We propose to take the first approach, disallowing all zero checking, because it is the simplest, and ensures consis- tency between TRSM and TRSV. This leaves the user the option of checking for leading or trailing zeros themselves and simply changing the size of the linear system in the call to TRSV or TRSM. To support this we will provide simple routines to return the index of the first or last nonzero entry of a 1D-array, or the first or last nonzero row of a 2D-array; the latter is most compatible with blocked optimizations of TRSM. Some versions of these already exist, for the last nonzero row or column of a 2D-array, ILA{S,D,C,Z}L{R,C}.

Analogous comments apply to TPSV and TBSV.

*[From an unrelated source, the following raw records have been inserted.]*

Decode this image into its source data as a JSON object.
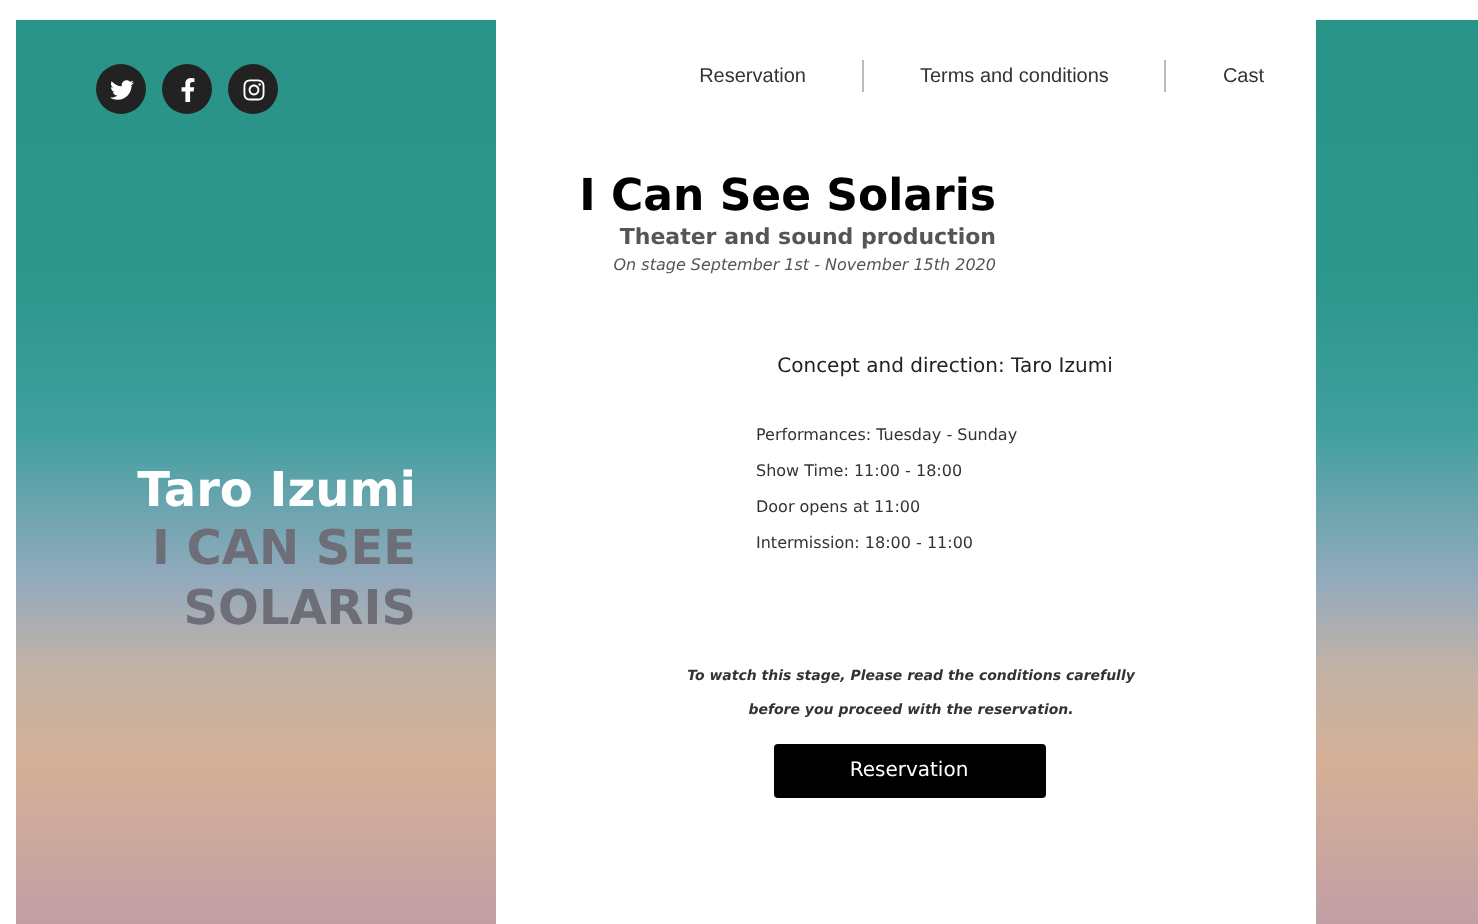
{
  "nav": [
    {
      "label": "Reservation"
    },
    {
      "label": "Terms and conditions"
    },
    {
      "label": "Cast"
    }
  ],
  "side": {
    "name": "Taro Izumi",
    "title_lines": [
      "I CAN SEE",
      "SOLARIS"
    ]
  },
  "hero": {
    "title": "I Can See Solaris",
    "subtitle": "Theater and sound production",
    "dates": "On stage September 1st - November 15th 2020"
  },
  "credit": "Concept and direction: Taro Izumi",
  "schedule": [
    "Performances: Tuesday - Sunday",
    "Show Time: 11:00 - 18:00",
    "Door opens at 11:00",
    "Intermission: 18:00 - 11:00"
  ],
  "notice": [
    "To watch this stage, Please read the conditions carefully",
    "before you proceed with the reservation."
  ],
  "button": "Reservation"
}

See Section 2.4.3 for an example where TRSV helps cause a NaN to fail to propagate in Gaussian elimination.

[chtobler]

Thank you @langou this describes exactly what I meant to describe. I'm happy to hear this is already being considered, and think the first approach will be best. Also because various performance-optimized versions (such as MKL) are already using this behavior, presumably because it will be most performant for the most common case where b doesn't contain any zeros.